Some kind of weird incantation –
A forced repetition, for a hypnotic effect,
a magic ritual in an ancient oral tradition.
Also, a shout out to the musical ancestors,
Invoking each of the gods by name.
An African conceptualization is what Toledo
would call it. Oh, you don’t know Toledo?
How could you? He was Ma Rainey’s piano player.
Ain’t never been the same fool twice. Don’t worry,
You’ll see it on Netflix when it comes out.
A piano lesson disguises the real drama.
Old Bob gives the devil his due. Play that funky
music white boy. Spell it with a K in B flat.
a quilt is a collage is a poem
The black ladies are making a quilt
with large, oversized white hands.
And there is a peeping Tom in the window,
maybe the artist himself. Maybe some other.

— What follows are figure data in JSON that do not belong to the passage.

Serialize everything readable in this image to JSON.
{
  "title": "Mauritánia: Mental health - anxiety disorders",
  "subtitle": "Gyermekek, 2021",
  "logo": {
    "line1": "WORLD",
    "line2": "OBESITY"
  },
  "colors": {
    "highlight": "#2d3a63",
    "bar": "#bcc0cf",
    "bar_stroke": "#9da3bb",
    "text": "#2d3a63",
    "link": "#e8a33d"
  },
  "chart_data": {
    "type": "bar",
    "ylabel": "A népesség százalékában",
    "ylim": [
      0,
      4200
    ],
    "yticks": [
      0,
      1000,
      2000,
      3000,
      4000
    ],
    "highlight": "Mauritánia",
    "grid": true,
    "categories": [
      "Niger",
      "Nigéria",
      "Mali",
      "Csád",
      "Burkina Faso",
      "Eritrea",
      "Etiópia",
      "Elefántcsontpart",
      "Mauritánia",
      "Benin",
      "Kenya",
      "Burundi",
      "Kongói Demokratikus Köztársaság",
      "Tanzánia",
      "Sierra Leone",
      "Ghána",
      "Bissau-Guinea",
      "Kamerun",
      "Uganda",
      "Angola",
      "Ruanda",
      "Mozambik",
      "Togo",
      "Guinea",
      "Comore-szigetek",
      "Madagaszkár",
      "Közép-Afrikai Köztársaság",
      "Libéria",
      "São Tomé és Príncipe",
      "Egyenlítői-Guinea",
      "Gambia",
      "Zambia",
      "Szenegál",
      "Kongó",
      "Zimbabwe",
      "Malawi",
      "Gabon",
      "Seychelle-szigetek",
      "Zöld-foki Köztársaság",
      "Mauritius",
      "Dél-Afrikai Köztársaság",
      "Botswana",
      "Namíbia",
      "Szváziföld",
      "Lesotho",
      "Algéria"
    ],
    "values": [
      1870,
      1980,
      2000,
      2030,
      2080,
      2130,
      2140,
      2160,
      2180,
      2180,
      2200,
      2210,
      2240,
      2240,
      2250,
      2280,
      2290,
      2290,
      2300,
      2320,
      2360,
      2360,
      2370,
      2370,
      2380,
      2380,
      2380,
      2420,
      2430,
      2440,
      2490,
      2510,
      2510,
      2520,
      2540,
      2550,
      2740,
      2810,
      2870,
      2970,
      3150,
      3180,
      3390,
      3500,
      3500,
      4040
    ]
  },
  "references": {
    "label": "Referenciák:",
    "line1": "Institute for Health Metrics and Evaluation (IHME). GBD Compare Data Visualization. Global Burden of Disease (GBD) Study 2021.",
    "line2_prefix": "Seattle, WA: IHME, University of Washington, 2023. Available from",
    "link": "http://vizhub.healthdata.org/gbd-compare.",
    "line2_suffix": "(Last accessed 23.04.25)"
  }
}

A black cat creeps across the floor,
and a new world is forming outside.
Romare Bearden was such a poet!
https://butlerart.com/art/hometime/
Blues Villanelle
This love song is a villanelle:
The format makes it easy to recall –
Poetry in two shades of blue.
Repeating sends the thoughts aflight:
The lines of text emerge in time –
This love song is a villanelle.
The words and sounds convey their truth,
The essence lies inside the tune –
Poetry in two shades of blue.
The blues they wail at disco night
Become the Sunday morning hymn –
This love song is a villanelle.
Our wanderings are all askew:
Our feet are painted backwards bound –
Poetry in two shades of blue.
We celebrate in loss or gain
In joy, in sadness, and between –
This love song is a villanelle:
Poetry in two shades of blue.
elegy for an ancient friend
Our tribesman battled for her life –
small things we lose can be replaced.
A sister’s love we replicate
with sadness near the end,
and joy that soon, her journey done,
and celebration knowing that
her contributions were not made in vain.
We mourn our own unfinished lives:
the goodbyes that we fail to say;
the compliments we should have paid
at little cost but great reward.
We recognize our end must come –
embraceable at every stage
of life. Avoid the waste, the vain.
Another coffee poem - End of NaPoWriMo 2018 sonnet
I know this coffee's gonna be the end
of me. I’ve weathered storms, outlived a few
of my best friends and my worst enemies.
Each day I write a poem. Most are garbage
that revisions cannot save. Still, the past
fades and the future beckons – poetry
to write for the living and the unborn,
for those yet to come, and their tomorrows.
Two pennies in my pocket, two gold coins
to pay for the passage, two wings to veil
my face. We are going to the City:
a new level of organization,
a higher plane. Y’all know what all it means.
Put on your life vests. The ride is bumpy.